“……我不进去了。”
白大褂蓝口罩的护士姐姐看着她,什么也没说,眼睛同样很悲伤,就好像、好像……
她猛然后退一大步,转身毫不犹豫地离开。
黎鹦不喜欢医院。
从小到大,她踏进医院的次数屈指可数,哪怕是平时生病发烧,她也不喜欢去诊所,更习惯在药房自己买药来吃。
幸运的是,往往都能把自己治好。
她讨厌单调的浅色装修、瓦亮反光的地板天花板、若有若无的消毒水味。
一门之隔,她很难不去想象周聿安会是什么样子。
有可能他会坐在床上,微笑看着她,说已经没事了,说吓到你了吗。
……更大的可能是,全身插满管子,嘴上扣着呼吸机,无知无觉躺着,只有心电监测仪会一下、一下地跳动。
咚…咚……
她不想听见“嘀”的声音。
不想看见那条跳动的频线变成水平。
不想像四年前那样。
灰绿交织的地方,块块石砖矗立,三两身着黑白的人没有注意她,只是淡然经过,脸上没有带笑。黎鹦望向脚下,蹲身,看清上面镌刻的人名。
李凤英。
黑白照片的女人安静笑着,已经过去这么久了吗,黎鹦都快要想不起来她的样子。
墓碑下,一束黄白的康乃馨已经枯萎,她知道是周聿安一周前放这儿的。
手指捏住发褐发黄的花片,过期的花汁炸开在指腹,涩的、苦的、并不好闻。
黎鹦抬头,湛蓝的天际一望无尽。
难得的好天气。
陈青竹和黎鸣在夜色降临时找到了黎鹦,女人眼睛哭得红肿,把呆呆蹲在墓碑前的小女孩拉起来,又是埋怨又是后怕地抱住她,深深地、牢牢地。

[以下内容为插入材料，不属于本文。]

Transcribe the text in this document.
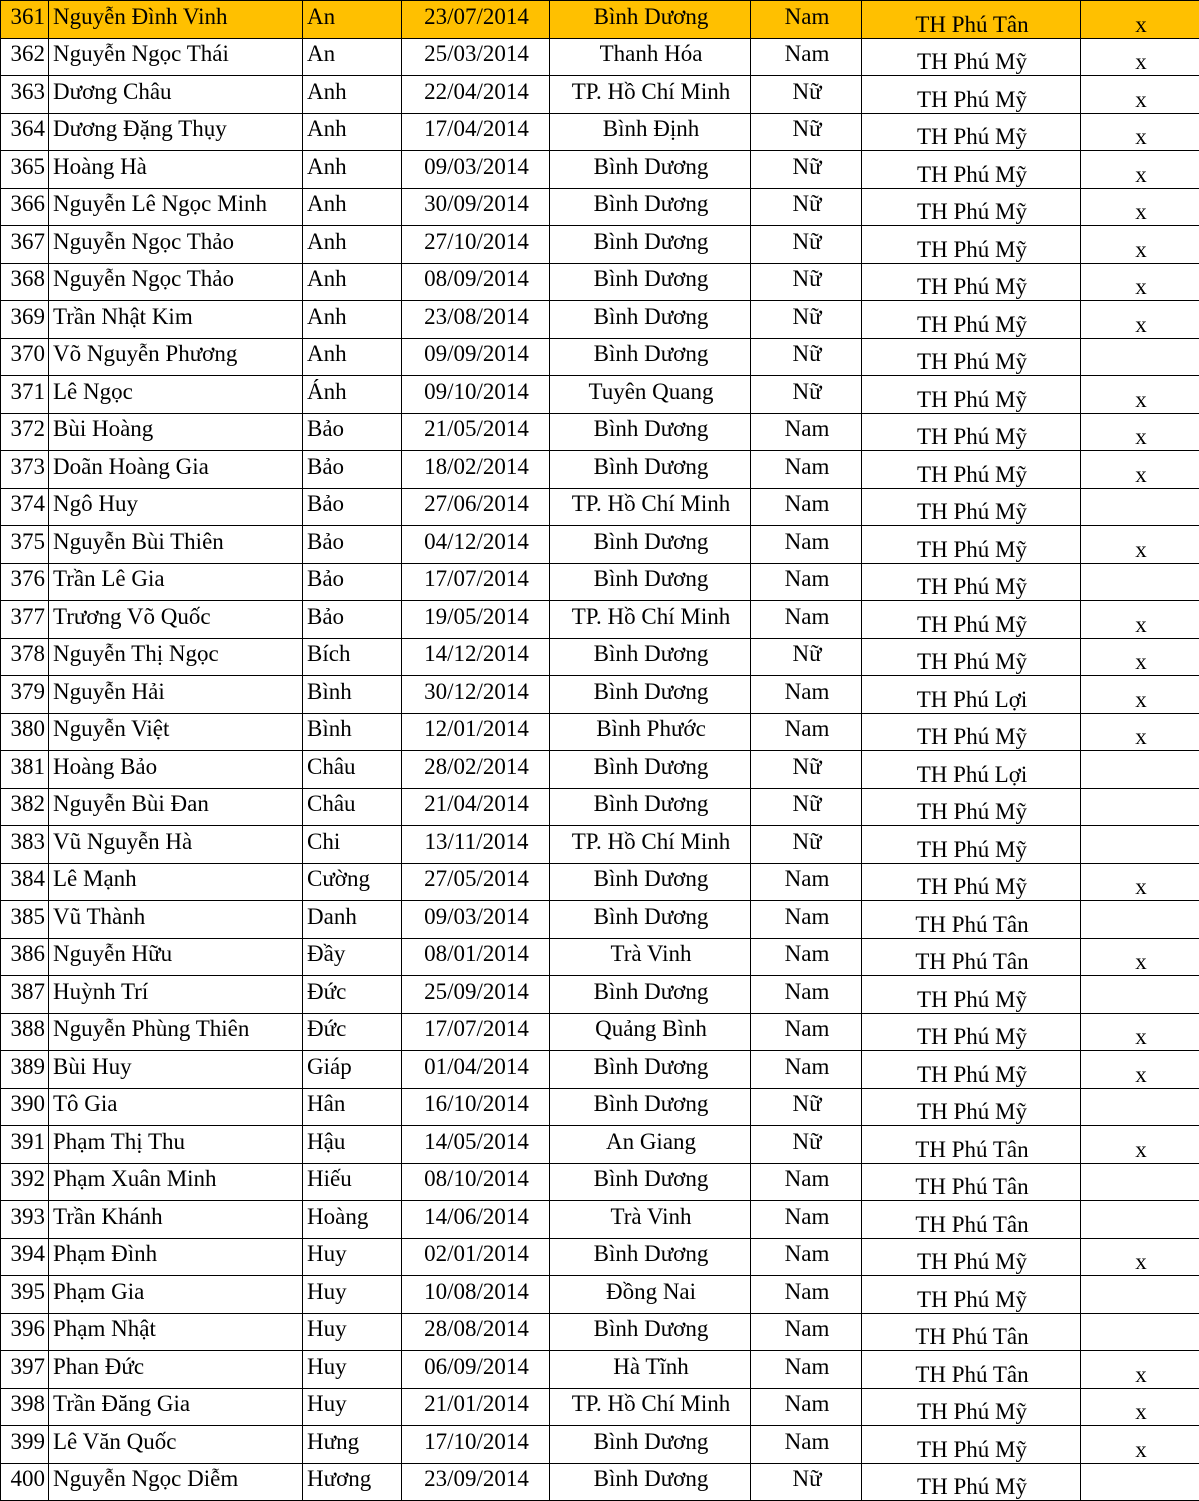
361	Nguyễn Đình Vinh	An	23/07/2014	Bình Dương	Nam	TH Phú Tân	x
362	Nguyễn Ngọc Thái	An	25/03/2014	Thanh Hóa	Nam	TH Phú Mỹ	x
363	Dương Châu	Anh	22/04/2014	TP. Hồ Chí Minh	Nữ	TH Phú Mỹ	x
364	Dương Đặng Thụy	Anh	17/04/2014	Bình Định	Nữ	TH Phú Mỹ	x
365	Hoàng Hà	Anh	09/03/2014	Bình Dương	Nữ	TH Phú Mỹ	x
366	Nguyễn Lê Ngọc Minh	Anh	30/09/2014	Bình Dương	Nữ	TH Phú Mỹ	x
367	Nguyễn Ngọc Thảo	Anh	27/10/2014	Bình Dương	Nữ	TH Phú Mỹ	x
368	Nguyễn Ngọc Thảo	Anh	08/09/2014	Bình Dương	Nữ	TH Phú Mỹ	x
369	Trần Nhật Kim	Anh	23/08/2014	Bình Dương	Nữ	TH Phú Mỹ	x
370	Võ Nguyễn Phương	Anh	09/09/2014	Bình Dương	Nữ	TH Phú Mỹ	
371	Lê Ngọc	Ánh	09/10/2014	Tuyên Quang	Nữ	TH Phú Mỹ	x
372	Bùi Hoàng	Bảo	21/05/2014	Bình Dương	Nam	TH Phú Mỹ	x
373	Doãn Hoàng Gia	Bảo	18/02/2014	Bình Dương	Nam	TH Phú Mỹ	x
374	Ngô Huy	Bảo	27/06/2014	TP. Hồ Chí Minh	Nam	TH Phú Mỹ	
375	Nguyễn Bùi Thiên	Bảo	04/12/2014	Bình Dương	Nam	TH Phú Mỹ	x
376	Trần Lê Gia	Bảo	17/07/2014	Bình Dương	Nam	TH Phú Mỹ	
377	Trương Võ Quốc	Bảo	19/05/2014	TP. Hồ Chí Minh	Nam	TH Phú Mỹ	x
378	Nguyễn Thị Ngọc	Bích	14/12/2014	Bình Dương	Nữ	TH Phú Mỹ	x
379	Nguyễn Hải	Bình	30/12/2014	Bình Dương	Nam	TH Phú Lợi	x
380	Nguyễn Việt	Bình	12/01/2014	Bình Phước	Nam	TH Phú Mỹ	x
381	Hoàng Bảo	Châu	28/02/2014	Bình Dương	Nữ	TH Phú Lợi	
382	Nguyễn Bùi Đan	Châu	21/04/2014	Bình Dương	Nữ	TH Phú Mỹ	
383	Vũ Nguyễn Hà	Chi	13/11/2014	TP. Hồ Chí Minh	Nữ	TH Phú Mỹ	
384	Lê Mạnh	Cường	27/05/2014	Bình Dương	Nam	TH Phú Mỹ	x
385	Vũ Thành	Danh	09/03/2014	Bình Dương	Nam	TH Phú Tân	
386	Nguyễn Hữu	Đầy	08/01/2014	Trà Vinh	Nam	TH Phú Tân	x
387	Huỳnh Trí	Đức	25/09/2014	Bình Dương	Nam	TH Phú Mỹ	
388	Nguyễn Phùng Thiên	Đức	17/07/2014	Quảng Bình	Nam	TH Phú Mỹ	x
389	Bùi Huy	Giáp	01/04/2014	Bình Dương	Nam	TH Phú Mỹ	x
390	Tô Gia	Hân	16/10/2014	Bình Dương	Nữ	TH Phú Mỹ	
391	Phạm Thị Thu	Hậu	14/05/2014	An Giang	Nữ	TH Phú Tân	x
392	Phạm Xuân Minh	Hiếu	08/10/2014	Bình Dương	Nam	TH Phú Tân	
393	Trần Khánh	Hoàng	14/06/2014	Trà Vinh	Nam	TH Phú Tân	
394	Phạm Đình	Huy	02/01/2014	Bình Dương	Nam	TH Phú Mỹ	x
395	Phạm Gia	Huy	10/08/2014	Đồng Nai	Nam	TH Phú Mỹ	
396	Phạm Nhật	Huy	28/08/2014	Bình Dương	Nam	TH Phú Tân	
397	Phan Đức	Huy	06/09/2014	Hà Tĩnh	Nam	TH Phú Tân	x
398	Trần Đăng Gia	Huy	21/01/2014	TP. Hồ Chí Minh	Nam	TH Phú Mỹ	x
399	Lê Văn Quốc	Hưng	17/10/2014	Bình Dương	Nam	TH Phú Mỹ	x
400	Nguyễn Ngọc Diễm	Hương	23/09/2014	Bình Dương	Nữ	TH Phú Mỹ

“我们早该想到你在这儿的,小鹦…没事了,和妈妈回家吧,不想去我们就不去看了好不好?别害怕,我们会陪着你的。”
那是黎鸣、陈青竹、黎朔的家,黎鹦从不觉得那是她的家。
她从浴室出来,陈青竹摸摸???她的脑袋,帮她吹干头发,像小时候那样守在床头说话。
“你已经长这么大了啊…”
黎鹦偏头看,陈青竹在笑,眼底却有化不开的忧愁:“最近我经常想到你小时候,第一次见你的时候我在想,怎么会有这么瘦这么可怜的女孩子呢,你那时候怕生,想和我说话却又不敢,躲在墙后远远盯我看,被我发现就缩回去,像只应激的小松鼠。”
“我问你叫什么名字,你说,叫七七。”
陈青竹摸着她的头发:“名字应该要赋予美好的意义呀,我去问你妈妈,七七有什么含义呢,她说,七月初七除了是七夕,还是魁星的生日,妈妈希望你能变得优秀、坚韧、勇敢,在那一天虔诚地许愿,上天或许就会听到,所以啊,它成为了你的名字。”
这是她从来没听过的故事。
现在,她又是什么样的表情呢?
陈青竹看着她,睫毛缓慢颤动,眼球好像蒙起湿漉漉的雾,半晌,伸手。黎鹦感觉女人温凉的指尖在自己眼下抹过,带走湿润的东西。
“睡吧,妈妈在呢。”
同以前很多次一样,周聿安挺过了这次手术,一月初的时候,陈青竹接到他醒来的通知。
黎鹦在家待满了两周,陈青竹等到周聿安状态稳定才决定告诉她,彼时她还窝在沙发上,抱膝看电视剧,漆黑的眼珠清晰倒映屏幕花绿的色块。
全神贯注的样子,但陈青竹知道她没有在看。
“小鹦。”沙发软垫下陷,黎鹦转头,陈青竹伸手将她的碎发拨到耳后,“他醒了,现在想去看看吗?”